NE KADAR ÇALIŞSAK AZ YAPILACAK ÇOK ŞEY VAR


 Satışları artırmak için ne yapılmalı?

Burada hem devletin hem belediyelerin bir politikası olması gerek. Bir ihracat kalemi gibi düşünülmeli. Yabancıya satış gerçekten çok önemli... Bu sene yabancıya satış yapmasaydık, büyüme değil de küçülmeyle karşılaşabilirdik. Bunu da değerlendirmek gerek. Sadece iç pazara dayalı büyüme Türkiye'nin önemli dinamosu olan inşaat sektörünün büyümesini durdurabilir. Onun için devlete ve belediyelere, özel sektöre ve STK'lara görev düşüyor. Ne kadar çalışsak az, daha yapılacak çok şey var. 


O MADDE DEĞİŞMELİ


 Yeni Tüketici Kanunu'ndaki yüzde 2'lik tazminatla cayma hakkı sektörü nasıl etkiler? 

Yeni Tüketici Kanunu gerçekten çok güzel hazırlanmış. Ancak yüzde 2 tazminatla cayma hakkı, normal şartlarda problem olmayacak bir konuyken, ekonominin dalgalı olduğu sert iniş ve çıkışların olduğu dönemlerde ciddi sorun haline gelir. Tüketici sebepsiz bir şekilde kanunun verdiği bu hakkı kullanmak isterse, bizler bütün parayı inşaata aktardığımız için herkese aynı anda konutunu verebilme şansımız olmaz. Bu bakımdan herkes zor duruma düşer. Sonuçta buzdolabı, televizyon satmıyoruz. Her an vazgçeme hakkı yerine belli bir sınır konulmalı. Bu madde inşaat sektörünün prestijini sarsabileceği için, bence değişmeli. 

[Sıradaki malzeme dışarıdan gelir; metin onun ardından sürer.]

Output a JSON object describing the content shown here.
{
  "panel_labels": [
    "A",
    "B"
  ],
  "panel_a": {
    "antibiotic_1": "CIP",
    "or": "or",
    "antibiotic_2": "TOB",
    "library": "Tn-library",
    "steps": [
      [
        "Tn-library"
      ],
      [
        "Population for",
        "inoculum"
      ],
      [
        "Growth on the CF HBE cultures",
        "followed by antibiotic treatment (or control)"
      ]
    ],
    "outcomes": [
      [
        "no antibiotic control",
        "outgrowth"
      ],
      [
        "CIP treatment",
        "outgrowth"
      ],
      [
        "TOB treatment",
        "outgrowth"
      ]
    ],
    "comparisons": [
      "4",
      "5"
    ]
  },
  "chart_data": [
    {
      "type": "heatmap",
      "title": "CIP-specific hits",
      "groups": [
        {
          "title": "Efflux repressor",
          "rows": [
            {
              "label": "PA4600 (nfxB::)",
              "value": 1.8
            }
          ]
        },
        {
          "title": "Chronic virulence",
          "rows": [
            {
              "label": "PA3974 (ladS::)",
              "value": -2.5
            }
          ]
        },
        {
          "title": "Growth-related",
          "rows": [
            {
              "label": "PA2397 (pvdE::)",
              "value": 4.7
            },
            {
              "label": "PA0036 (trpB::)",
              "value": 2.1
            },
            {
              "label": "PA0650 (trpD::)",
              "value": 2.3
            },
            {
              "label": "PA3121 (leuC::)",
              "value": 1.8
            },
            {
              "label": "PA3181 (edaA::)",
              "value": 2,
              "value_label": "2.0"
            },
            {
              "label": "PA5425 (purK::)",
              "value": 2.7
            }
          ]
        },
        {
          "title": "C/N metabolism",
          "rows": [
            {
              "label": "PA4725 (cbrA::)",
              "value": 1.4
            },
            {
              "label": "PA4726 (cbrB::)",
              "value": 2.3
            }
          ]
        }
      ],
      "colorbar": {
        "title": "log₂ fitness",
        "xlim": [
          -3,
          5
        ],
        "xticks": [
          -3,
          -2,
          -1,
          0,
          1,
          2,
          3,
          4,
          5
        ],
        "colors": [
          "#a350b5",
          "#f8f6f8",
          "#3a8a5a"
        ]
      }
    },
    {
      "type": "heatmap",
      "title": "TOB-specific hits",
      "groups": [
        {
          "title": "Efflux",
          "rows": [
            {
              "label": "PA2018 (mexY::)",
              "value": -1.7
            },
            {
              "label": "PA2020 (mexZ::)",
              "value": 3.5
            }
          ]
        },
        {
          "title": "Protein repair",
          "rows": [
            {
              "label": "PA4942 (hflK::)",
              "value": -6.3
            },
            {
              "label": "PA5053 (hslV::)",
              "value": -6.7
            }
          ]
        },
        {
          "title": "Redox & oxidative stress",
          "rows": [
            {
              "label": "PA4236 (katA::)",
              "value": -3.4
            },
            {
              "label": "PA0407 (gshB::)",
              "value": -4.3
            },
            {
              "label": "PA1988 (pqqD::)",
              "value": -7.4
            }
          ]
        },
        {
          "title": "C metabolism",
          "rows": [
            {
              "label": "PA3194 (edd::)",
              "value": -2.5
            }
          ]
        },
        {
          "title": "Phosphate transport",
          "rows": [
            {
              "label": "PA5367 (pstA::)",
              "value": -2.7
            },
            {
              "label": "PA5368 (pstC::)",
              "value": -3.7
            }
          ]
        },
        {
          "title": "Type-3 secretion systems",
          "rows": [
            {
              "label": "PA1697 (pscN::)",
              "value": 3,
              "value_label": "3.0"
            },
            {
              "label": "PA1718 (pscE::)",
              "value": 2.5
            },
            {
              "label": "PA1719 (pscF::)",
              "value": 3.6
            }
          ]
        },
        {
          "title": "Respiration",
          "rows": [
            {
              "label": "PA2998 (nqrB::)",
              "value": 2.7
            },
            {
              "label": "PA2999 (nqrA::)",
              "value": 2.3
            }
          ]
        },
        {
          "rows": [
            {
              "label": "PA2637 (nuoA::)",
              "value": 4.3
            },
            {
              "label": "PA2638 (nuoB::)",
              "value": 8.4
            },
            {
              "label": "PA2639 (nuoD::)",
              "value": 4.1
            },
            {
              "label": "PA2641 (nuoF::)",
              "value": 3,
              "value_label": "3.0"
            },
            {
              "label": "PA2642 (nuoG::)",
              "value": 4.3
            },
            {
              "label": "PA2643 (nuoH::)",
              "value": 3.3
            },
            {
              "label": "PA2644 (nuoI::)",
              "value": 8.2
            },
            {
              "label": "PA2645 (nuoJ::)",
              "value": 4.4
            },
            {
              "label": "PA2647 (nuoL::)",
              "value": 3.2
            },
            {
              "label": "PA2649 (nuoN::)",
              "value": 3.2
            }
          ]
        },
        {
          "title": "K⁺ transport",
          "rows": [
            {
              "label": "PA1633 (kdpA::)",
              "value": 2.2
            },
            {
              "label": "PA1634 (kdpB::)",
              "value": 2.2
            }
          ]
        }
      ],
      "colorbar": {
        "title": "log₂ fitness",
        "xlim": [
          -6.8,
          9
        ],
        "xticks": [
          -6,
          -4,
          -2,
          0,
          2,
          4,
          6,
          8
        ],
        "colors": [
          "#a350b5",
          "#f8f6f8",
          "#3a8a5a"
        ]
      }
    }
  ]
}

EN BÜYÜK SIKINTI HAKSIZ REKABET


 Sektörün en büyük sıkıntısı nedir?

İnşaatın en büyük sıkıntısı haksız rekabet... İsteyen istediği gibi sektöre çok rahat girebiliyor. Ben bugüne kadar 20 bin konut yaptım. 20 bin konut yapanla 20 konut yapan aynı sınıfa tabi tutuluyor. Bununla ilgili bir sertifikasyon olması gerekiyor. İş güvenliğine önem veriyorum, satış sonrası aynı şekilde. Sonra devlet biri bir yanlış yaptığında herkese aynı kanunu çıkarıyor. Devlet bir sınıflama yapmıyor yani.